De fato, os registros históricos se referem ao coócai, um
assado primitivo e ao coócatuca, carne no espeto, usado pelos índios. A verdade
é que no século passado, a modalidade do fogo de chão estava definitivamente
consagrada, a julgar pelo depoimento do naturalista Saint Hilaire, de 1821.
“Logo chegando ao lugar onde pisei, meu soldado fez uma grande fogueira; cortou
a carne em compridos pedaços da espessura de um dedo, fez ponta em uma vara de
cerca de dois pés de comprimento e enfiou-o a guisa de espeto em um dos pedaços
de carne e quando julgou suficientemente assado, expôs o outro lado. Ao fim de
um quarto de hora esse assado podia ser comido, parecendo uma espécie de
beefsteak suculento, porém de extrema dureza.

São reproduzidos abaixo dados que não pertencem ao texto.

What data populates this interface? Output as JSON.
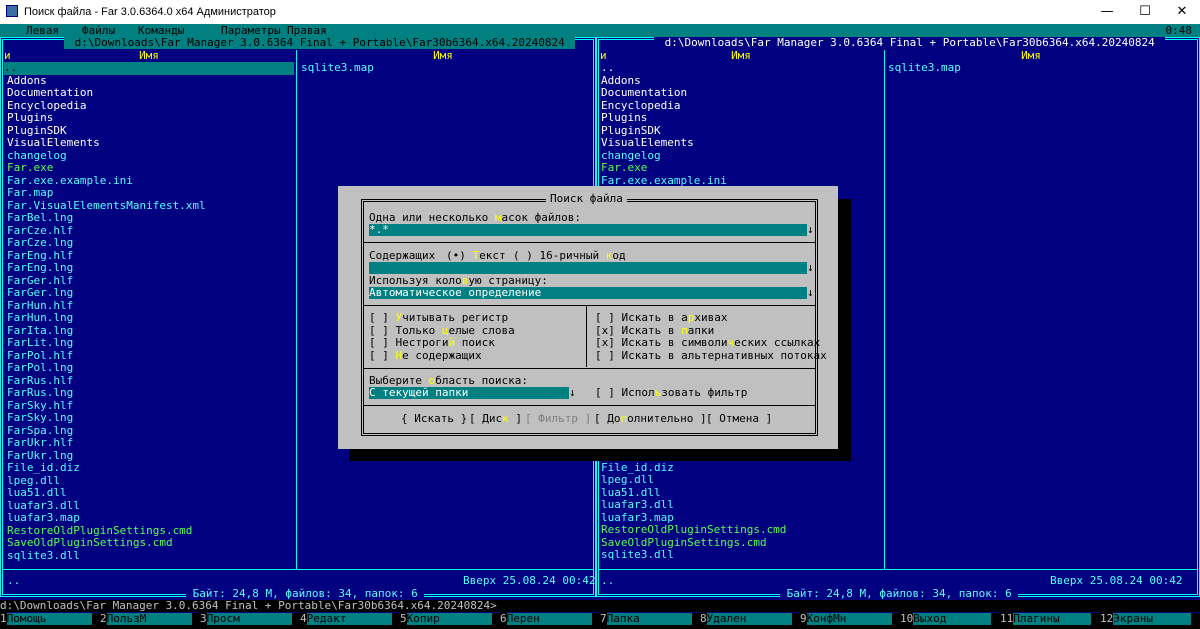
{
  "window": {
    "title": "Поиск файла - Far 3.0.6364.0 x64 Администратор",
    "controls": [
      "—",
      "☐",
      "✕"
    ]
  },
  "menu": {
    "items": [
      "Левая",
      "Файлы",
      "Команды",
      "Параметры",
      "Правая"
    ],
    "clock": "0:48"
  },
  "left_panel": {
    "path": " d:\\Downloads\\Far Manager 3.0.6364 Final + Portable\\Far30b6364.x64.20240824 ",
    "col_headers": [
      "и",
      "Имя",
      "Имя"
    ],
    "col1_selected": "..",
    "col1": [
      {
        "name": "Addons",
        "color": "#ffffff"
      },
      {
        "name": "Documentation",
        "color": "#ffffff"
      },
      {
        "name": "Encyclopedia",
        "color": "#ffffff"
      },
      {
        "name": "Plugins",
        "color": "#ffffff"
      },
      {
        "name": "PluginSDK",
        "color": "#ffffff"
      },
      {
        "name": "VisualElements",
        "color": "#ffffff"
      },
      {
        "name": "changelog",
        "color": "#55ffff"
      },
      {
        "name": "Far.exe",
        "color": "#55ff55"
      },
      {
        "name": "Far.exe.example.ini",
        "color": "#55ffff"
      },
      {
        "name": "Far.map",
        "color": "#55ffff"
      },
      {
        "name": "Far.VisualElementsManifest.xml",
        "color": "#55ffff"
      },
      {
        "name": "FarBel.lng",
        "color": "#55ffff"
      },
      {
        "name": "FarCze.hlf",
        "color": "#55ffff"
      },
      {
        "name": "FarCze.lng",
        "color": "#55ffff"
      },
      {
        "name": "FarEng.hlf",
        "color": "#55ffff"
      },
      {
        "name": "FarEng.lng",
        "color": "#55ffff"
      },
      {
        "name": "FarGer.hlf",
        "color": "#55ffff"
      },
      {
        "name": "FarGer.lng",
        "color": "#55ffff"
      },
      {
        "name": "FarHun.hlf",
        "color": "#55ffff"
      },
      {
        "name": "FarHun.lng",
        "color": "#55ffff"
      },
      {
        "name": "FarIta.lng",
        "color": "#55ffff"
      },
      {
        "name": "FarLit.lng",
        "color": "#55ffff"
      },
      {
        "name": "FarPol.hlf",
        "color": "#55ffff"
      },
      {
        "name": "FarPol.lng",
        "color": "#55ffff"
      },
      {
        "name": "FarRus.hlf",
        "color": "#55ffff"
      },
      {
        "name": "FarRus.lng",
        "color": "#55ffff"
      },
      {
        "name": "FarSky.hlf",
        "color": "#55ffff"
      },
      {
        "name": "FarSky.lng",
        "color": "#55ffff"
      },
      {
        "name": "FarSpa.lng",
        "color": "#55ffff"
      },
      {
        "name": "FarUkr.hlf",
        "color": "#55ffff"
      },
      {
        "name": "FarUkr.lng",
        "color": "#55ffff"
      },
      {
        "name": "File_id.diz",
        "color": "#55ffff"
      },
      {
        "name": "lpeg.dll",
        "color": "#55ffff"
      },
      {
        "name": "lua51.dll",
        "color": "#55ffff"
      },
      {
        "name": "luafar3.dll",
        "color": "#55ffff"
      },
      {
        "name": "luafar3.map",
        "color": "#55ffff"
      },
      {
        "name": "RestoreOldPluginSettings.cmd",
        "color": "#55ff55"
      },
      {
        "name": "SaveOldPluginSettings.cmd",
        "color": "#55ff55"
      },
      {
        "name": "sqlite3.dll",
        "color": "#55ffff"
      }
    ],
    "col2": [
      "sqlite3.map"
    ],
    "status_name": "..",
    "status_info": "Вверх 25.08.24 00:42",
    "info": " Байт: 24,8 М, файлов: 34, папок: 6 "
  },
  "right_panel": {
    "path": " d:\\Downloads\\Far Manager 3.0.6364 Final + Portable\\Far30b6364.x64.20240824 ",
    "col_headers": [
      "и",
      "Имя",
      "Имя"
    ],
    "col1_top": [
      {
        "name": "..",
        "color": "#ffffff"
      },
      {
        "name": "Addons",
        "color": "#ffffff"
      },
      {
        "name": "Documentation",
        "color": "#ffffff"
      },
      {
        "name": "Encyclopedia",
        "color": "#ffffff"
      },
      {
        "name": "Plugins",
        "color": "#ffffff"
      },
      {
        "name": "PluginSDK",
        "color": "#ffffff"
      },
      {
        "name": "VisualElements",
        "color": "#ffffff"
      },
      {
        "name": "changelog",
        "color": "#55ffff"
      },
      {
        "name": "Far.exe",
        "color": "#55ff55"
      },
      {
        "name": "Far.exe.example.ini",
        "color": "#55ffff"
      }
    ],
    "col1_bottom": [
      {
        "name": "FarUkr.lng",
        "color": "#00aaaa"
      },
      {
        "name": "File_id.diz",
        "color": "#55ffff"
      },
      {
        "name": "lpeg.dll",
        "color": "#55ffff"
      },
      {
        "name": "lua51.dll",
        "color": "#55ffff"
      },
      {
        "name": "luafar3.dll",
        "color": "#55ffff"
      },
      {
        "name": "luafar3.map",
        "color": "#55ffff"
      },
      {
        "name": "RestoreOldPluginSettings.cmd",
        "color": "#55ff55"
      },
      {
        "name": "SaveOldPluginSettings.cmd",
        "color": "#55ff55"
      },
      {
        "name": "sqlite3.dll",
        "color": "#55ffff"
      }
    ],
    "col2": [
      "sqlite3.map"
    ],
    "status_name": "..",
    "status_info": "Вверх 25.08.24 00:42",
    "info": " Байт: 24,8 М, файлов: 34, папок: 6 "
  },
  "command_line": "d:\\Downloads\\Far Manager 3.0.6364 Final + Portable\\Far30b6364.x64.20240824>",
  "keybar": [
    {
      "n": "1",
      "label": "Помощь"
    },
    {
      "n": "2",
      "label": "ПользМ"
    },
    {
      "n": "3",
      "label": "Просм"
    },
    {
      "n": "4",
      "label": "Редакт"
    },
    {
      "n": "5",
      "label": "Копир"
    },
    {
      "n": "6",
      "label": "Перен"
    },
    {
      "n": "7",
      "label": "Папка"
    },
    {
      "n": "8",
      "label": "Удален"
    },
    {
      "n": "9",
      "label": "КонфМн"
    },
    {
      "n": "10",
      "label": "Выход"
    },
    {
      "n": "11",
      "label": "Плагины"
    },
    {
      "n": "12",
      "label": "Экраны"
    }
  ],
  "dialog": {
    "title": "Поиск файла",
    "mask_label": {
      "pre": "Одна или несколько ",
      "hot": "м",
      "post": "асок файлов:"
    },
    "mask_value": "*.*",
    "contains_label": "Содержащих",
    "text_radio": {
      "mark": "(•)",
      "pre": " ",
      "hot": "Т",
      "post": "екст"
    },
    "hex_radio": {
      "mark": "( )",
      "pre": " 16-ричный ",
      "hot": "к",
      "post": "од"
    },
    "contains_value": "",
    "codepage_label": {
      "pre": "Используя коло",
      "hot": "в",
      "post": "ую страницу:"
    },
    "codepage_value": "Автоматическое определение",
    "options_left": [
      {
        "mark": "[ ]",
        "pre": " ",
        "hot": "У",
        "post": "читывать регистр"
      },
      {
        "mark": "[ ]",
        "pre": " Только ",
        "hot": "ц",
        "post": "елые слова"
      },
      {
        "mark": "[ ]",
        "pre": " Нестроги",
        "hot": "й",
        "post": " поиск"
      },
      {
        "mark": "[ ]",
        "pre": " ",
        "hot": "Н",
        "post": "е содержащих"
      }
    ],
    "options_right": [
      {
        "mark": "[ ]",
        "pre": " Искать в а",
        "hot": "р",
        "post": "хивах"
      },
      {
        "mark": "[x]",
        "pre": " Искать в ",
        "hot": "п",
        "post": "апки"
      },
      {
        "mark": "[x]",
        "pre": " Искать в символи",
        "hot": "ч",
        "post": "еских ссылках"
      },
      {
        "mark": "[ ]",
        "pre": " Искать в альтернативных потоках",
        "hot": "",
        "post": ""
      }
    ],
    "area_label": {
      "pre": "Выберите ",
      "hot": "о",
      "post": "бласть поиска:"
    },
    "area_value": "С текущей папки",
    "use_filter": {
      "mark": "[ ]",
      "pre": " Испол",
      "hot": "ь",
      "post": "зовать фильтр"
    },
    "buttons": {
      "search": "{ Искать }",
      "drive": {
        "pre": "[ Дис",
        "hot": "к",
        "post": " ]"
      },
      "filter": "[ Фильтр ]",
      "advanced": {
        "pre": "[ До",
        "hot": "п",
        "post": "олнительно ]"
      },
      "cancel": "[ Отмена ]"
    }
  },
  "colors": {
    "panel_bg": "#000080",
    "frame": "#00ffff",
    "selection": "#008080",
    "dialog_bg": "#c0c0c0",
    "hotkey": "#ffff00"
  }
}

Somente em tempos mais recentes o churrasco gaúcho
incorporou outros cortes do gado, como a picanha ou fraldinha. A novidade veio
na esteira de uma série de inovações introduzidas no prato a partir desse
século, pela colonização italiana que se fixou no norte e na região da serra do
estado. Para os italianos, churrasco era comido apenas em dia de festa, valiam
vários cortes e era preparado de véspera, com os pedaços de molho em vinha
d’alhos. Foi dali que nasceu o popularíssimo “rodízio” ou “espeto corrido”,
como dizem os gaúchos, com os acompanhamentos que um velho gaudério jamais
admitiria, além de levar frango e carne de porco. (A moda do espeto e da grelha
acabou entrando até na área de peixes).
Por curiosa coincidência, os pioneiros bem sucedidos no
espeto corrido vieram de Nova Bréscia, pequena cidade encravada na serra, a 167
km de Porto Alegre. A cidade exibe na praça principal a estátua de um
churrasqueiro com avental branco, faca e espeto nas mãos.